This is motivated by pure curiosity (triggered by this question). A map $f:\mathbb R^n\to\mathbb R^m$ is said to be Lebesgue-Lebesgue measurable if the pre-image of any Lebesgue-measurable subset of $\mathbb R^m$ is Lebesgue-measurable in $\mathbb R^n$. This class of maps is terribly inconvenient to deal with but it might be useful sometimes. And maybe it is not that bad in the case $m=1$, especially if the answer to the following question is affirmative.
Question: Is every $C^1$ function $f:\mathbb R^n\to\mathbb R$ Lebesgue-Lebesgue measurable? If not, what about $C^\infty$ functions?
I could not figure out the answer even for $n=1$. However, there are some immediate observations (please correct me if I am wrong):
- Since the map is already Borel measurable, the desired condition is equivalent to the following: if $A\subset\mathbb R$ has zero measure, then $f^{-1}(A)$ is measurable.
- If $df\ne 0$ almost everywhere, then $f$ is Lebesgue-Lebesgue measurable (because locally it is a coordinate projection, up to a $C^1$ diffeomorphism).
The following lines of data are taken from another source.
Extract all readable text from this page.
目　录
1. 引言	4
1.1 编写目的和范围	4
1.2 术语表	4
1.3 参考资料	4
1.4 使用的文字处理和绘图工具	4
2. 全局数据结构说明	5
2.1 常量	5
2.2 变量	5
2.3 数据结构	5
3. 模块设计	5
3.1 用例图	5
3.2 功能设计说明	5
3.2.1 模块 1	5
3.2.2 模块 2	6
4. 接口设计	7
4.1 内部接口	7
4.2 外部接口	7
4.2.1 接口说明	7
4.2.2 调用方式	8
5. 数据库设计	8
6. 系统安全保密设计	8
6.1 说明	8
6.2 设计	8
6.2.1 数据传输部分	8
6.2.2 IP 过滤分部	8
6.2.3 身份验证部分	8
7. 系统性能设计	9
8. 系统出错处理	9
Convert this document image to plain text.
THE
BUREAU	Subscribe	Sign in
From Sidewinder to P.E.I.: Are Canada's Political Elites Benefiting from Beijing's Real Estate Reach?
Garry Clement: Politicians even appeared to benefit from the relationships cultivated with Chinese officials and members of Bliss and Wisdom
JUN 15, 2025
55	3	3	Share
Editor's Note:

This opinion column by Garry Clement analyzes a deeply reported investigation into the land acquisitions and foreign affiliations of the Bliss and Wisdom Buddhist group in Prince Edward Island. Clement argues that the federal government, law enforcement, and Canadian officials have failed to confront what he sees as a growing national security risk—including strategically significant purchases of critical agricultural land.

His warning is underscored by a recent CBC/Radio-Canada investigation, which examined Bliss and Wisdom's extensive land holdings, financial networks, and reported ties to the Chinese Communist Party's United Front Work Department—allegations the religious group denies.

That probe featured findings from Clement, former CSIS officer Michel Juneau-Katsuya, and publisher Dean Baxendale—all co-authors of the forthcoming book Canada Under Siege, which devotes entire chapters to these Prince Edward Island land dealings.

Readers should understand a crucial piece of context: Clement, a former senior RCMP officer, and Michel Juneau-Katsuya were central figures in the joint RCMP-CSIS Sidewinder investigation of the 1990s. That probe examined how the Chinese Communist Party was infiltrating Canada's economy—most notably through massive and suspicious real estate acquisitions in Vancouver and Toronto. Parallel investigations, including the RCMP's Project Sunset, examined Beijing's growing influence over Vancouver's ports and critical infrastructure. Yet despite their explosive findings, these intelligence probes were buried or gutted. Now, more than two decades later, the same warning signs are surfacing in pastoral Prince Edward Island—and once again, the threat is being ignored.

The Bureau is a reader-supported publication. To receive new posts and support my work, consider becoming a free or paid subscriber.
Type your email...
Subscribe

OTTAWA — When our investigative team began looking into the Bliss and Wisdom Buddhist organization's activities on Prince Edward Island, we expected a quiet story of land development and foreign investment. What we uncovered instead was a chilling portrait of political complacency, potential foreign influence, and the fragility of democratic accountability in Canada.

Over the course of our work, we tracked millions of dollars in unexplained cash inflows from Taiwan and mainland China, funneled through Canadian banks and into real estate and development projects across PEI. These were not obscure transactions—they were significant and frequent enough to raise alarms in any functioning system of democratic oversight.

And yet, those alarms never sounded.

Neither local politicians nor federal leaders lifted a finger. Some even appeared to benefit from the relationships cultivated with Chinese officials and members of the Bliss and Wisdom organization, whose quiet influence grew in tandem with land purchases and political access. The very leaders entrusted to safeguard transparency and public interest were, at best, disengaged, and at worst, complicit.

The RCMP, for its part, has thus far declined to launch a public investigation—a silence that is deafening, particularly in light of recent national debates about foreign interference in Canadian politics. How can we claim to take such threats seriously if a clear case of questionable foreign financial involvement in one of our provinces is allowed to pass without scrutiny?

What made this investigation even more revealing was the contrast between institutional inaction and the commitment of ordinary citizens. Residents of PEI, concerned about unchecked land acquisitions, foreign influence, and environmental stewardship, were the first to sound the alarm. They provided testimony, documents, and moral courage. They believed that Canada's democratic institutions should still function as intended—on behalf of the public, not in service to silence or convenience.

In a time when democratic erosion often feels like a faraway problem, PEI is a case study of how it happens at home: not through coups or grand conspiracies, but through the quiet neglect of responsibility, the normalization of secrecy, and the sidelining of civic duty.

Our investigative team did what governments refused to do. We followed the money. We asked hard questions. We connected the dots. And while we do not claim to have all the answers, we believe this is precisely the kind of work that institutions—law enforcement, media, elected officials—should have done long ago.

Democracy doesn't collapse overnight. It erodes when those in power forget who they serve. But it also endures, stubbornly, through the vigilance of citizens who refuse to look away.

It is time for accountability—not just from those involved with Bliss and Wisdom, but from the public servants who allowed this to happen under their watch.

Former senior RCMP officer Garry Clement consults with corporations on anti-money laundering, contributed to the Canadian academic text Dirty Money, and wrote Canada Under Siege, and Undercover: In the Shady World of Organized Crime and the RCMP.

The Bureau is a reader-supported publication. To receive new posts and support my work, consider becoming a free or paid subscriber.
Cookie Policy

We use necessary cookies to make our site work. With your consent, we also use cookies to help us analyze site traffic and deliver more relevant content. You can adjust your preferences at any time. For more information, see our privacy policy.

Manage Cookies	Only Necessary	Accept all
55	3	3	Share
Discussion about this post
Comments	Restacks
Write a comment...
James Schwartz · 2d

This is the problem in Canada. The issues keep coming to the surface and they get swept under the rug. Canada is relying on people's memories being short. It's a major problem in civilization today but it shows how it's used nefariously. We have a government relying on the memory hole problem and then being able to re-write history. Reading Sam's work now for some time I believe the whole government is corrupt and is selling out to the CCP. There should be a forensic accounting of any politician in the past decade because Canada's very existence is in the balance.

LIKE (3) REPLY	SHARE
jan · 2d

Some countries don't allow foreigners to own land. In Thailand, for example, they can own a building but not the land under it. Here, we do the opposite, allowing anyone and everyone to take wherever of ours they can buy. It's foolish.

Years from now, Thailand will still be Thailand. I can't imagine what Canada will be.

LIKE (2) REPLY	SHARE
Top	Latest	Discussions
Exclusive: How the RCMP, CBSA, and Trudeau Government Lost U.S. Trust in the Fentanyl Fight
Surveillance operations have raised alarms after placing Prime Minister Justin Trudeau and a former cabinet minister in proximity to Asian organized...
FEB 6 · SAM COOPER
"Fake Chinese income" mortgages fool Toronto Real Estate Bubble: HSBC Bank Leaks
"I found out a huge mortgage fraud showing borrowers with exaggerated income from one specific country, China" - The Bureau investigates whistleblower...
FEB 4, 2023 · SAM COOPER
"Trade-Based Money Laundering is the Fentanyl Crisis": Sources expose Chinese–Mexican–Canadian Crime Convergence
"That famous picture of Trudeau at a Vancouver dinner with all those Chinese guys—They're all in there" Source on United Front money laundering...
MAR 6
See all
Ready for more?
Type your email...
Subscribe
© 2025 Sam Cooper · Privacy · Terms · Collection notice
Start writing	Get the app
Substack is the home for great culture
So the question is essentially about how weird $f$ can be on the set where $df=0$.
- If the answer is affirmative for $C^1$, it is also affirmative for Lipschitz functions (by an approximation theorem).
- The answer is negative for $C^0$, already for $n=1$. An example is a continuous bijection $\mathbb R\to\mathbb R$ that sends a Cantor-like set $K$ of positive measure to the standard (zero-measure) Cantor set. There is a non-measurable subset of $K$ but its image is measurable since it is a subset of a zero-measure set.
Best Answer
It seems that your example of bijection that sends one Cantor set with positive measure to another Cantor set with zero measure can be made $C^\infty$.
Am I missing something?